With a scruffy, low-budget charm, the film continually cuts loose with song and dance as it tells the story slightly out of sequence, jumping between three points in Scott's life. Every part of the story is packed with terrific touches, from a mean Cher impersonation to Barbie-doll nun-chucks! Thankfully, the script never wallows in Scott's alcoholism. And amid its dramatic and comical flourishes, the story touches on several powerful themes, mainly restrictive gender expectations that can make some children feel unwanted and unsafe.

Casting is pivotal in a film like this. Obviously, Townsend can hold his own, but both of actors who play younger versions of Scott are also excellent, finding terrific textures that bring him to life as a complex, talented, likeable young man. Which leads nicely into the later scenes with Townsend himself, a larger-than-life figure bursting with talent and offhanded personality. Other characters are more cartoonish, each providing a specific impact on Scott's story.

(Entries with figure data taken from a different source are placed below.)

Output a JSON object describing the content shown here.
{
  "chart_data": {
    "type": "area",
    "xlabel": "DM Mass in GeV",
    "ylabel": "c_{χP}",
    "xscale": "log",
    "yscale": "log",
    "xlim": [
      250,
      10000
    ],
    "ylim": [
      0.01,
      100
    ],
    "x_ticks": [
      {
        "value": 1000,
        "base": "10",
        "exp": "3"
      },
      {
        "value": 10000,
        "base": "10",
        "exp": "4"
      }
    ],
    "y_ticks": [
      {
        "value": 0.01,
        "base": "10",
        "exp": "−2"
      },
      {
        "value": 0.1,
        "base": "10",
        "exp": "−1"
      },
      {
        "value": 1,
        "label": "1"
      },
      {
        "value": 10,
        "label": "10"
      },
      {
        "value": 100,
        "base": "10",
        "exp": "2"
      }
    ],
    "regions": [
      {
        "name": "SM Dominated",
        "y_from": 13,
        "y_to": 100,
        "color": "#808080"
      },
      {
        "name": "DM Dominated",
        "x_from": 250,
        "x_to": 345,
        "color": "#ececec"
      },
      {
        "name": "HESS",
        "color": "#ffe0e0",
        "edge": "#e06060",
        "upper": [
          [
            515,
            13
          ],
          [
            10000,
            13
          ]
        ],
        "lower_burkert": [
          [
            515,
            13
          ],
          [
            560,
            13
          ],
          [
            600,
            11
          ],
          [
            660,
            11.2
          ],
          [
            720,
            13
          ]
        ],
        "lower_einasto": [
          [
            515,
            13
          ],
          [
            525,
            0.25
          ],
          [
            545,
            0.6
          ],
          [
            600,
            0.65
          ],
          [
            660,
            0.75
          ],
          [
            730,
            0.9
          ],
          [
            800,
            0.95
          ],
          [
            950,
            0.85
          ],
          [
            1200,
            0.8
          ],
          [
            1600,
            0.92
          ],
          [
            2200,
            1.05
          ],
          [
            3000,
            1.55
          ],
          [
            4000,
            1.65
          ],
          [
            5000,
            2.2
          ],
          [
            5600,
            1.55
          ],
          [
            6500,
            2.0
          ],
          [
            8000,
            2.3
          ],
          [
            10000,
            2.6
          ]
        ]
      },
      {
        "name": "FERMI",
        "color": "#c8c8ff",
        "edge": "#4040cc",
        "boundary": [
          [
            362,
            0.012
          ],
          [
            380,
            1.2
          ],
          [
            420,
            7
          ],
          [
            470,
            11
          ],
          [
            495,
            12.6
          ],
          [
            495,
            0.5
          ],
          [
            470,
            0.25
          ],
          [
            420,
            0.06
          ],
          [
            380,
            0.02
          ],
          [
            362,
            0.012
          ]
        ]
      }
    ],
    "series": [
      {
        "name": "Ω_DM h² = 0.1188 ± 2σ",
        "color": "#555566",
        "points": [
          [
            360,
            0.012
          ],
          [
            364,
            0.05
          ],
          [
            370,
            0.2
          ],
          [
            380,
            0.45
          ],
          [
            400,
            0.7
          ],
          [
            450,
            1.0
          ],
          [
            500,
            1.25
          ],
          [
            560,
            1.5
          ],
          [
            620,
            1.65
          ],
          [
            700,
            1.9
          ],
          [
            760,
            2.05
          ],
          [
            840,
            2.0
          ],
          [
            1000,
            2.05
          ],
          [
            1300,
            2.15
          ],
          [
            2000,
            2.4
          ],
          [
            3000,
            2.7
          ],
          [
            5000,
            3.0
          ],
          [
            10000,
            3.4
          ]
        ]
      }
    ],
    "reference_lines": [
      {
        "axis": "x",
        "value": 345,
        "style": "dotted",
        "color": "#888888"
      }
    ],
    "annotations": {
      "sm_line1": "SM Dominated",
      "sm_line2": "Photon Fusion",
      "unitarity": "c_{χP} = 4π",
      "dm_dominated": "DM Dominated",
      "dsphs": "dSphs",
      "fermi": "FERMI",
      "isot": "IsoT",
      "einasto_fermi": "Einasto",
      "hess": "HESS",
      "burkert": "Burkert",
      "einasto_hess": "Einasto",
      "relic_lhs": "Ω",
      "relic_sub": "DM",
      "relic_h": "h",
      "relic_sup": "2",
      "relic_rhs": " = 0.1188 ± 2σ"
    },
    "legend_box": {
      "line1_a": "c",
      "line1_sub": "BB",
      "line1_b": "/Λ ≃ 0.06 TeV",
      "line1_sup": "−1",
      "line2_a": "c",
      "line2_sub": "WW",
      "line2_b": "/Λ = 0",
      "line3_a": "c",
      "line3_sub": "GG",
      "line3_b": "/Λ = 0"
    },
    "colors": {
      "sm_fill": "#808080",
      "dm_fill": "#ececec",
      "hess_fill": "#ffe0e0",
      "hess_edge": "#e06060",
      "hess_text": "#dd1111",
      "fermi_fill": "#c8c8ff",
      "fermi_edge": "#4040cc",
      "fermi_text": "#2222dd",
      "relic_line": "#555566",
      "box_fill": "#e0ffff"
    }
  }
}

The movie's choppy structure is sometimes distracting, as scenes begin to feel a little pointed and preachy. But the issues the story touches on are important and evocative, including how difficult it is for someone who can't conform to the notion of what is "normal". The approach is sometimes a little narrow, making the observations so personal that the film misses a chance to offer more widely relevant observations. But this is a colourful, entertaining film with a dark undercurrent that keeps us thinking.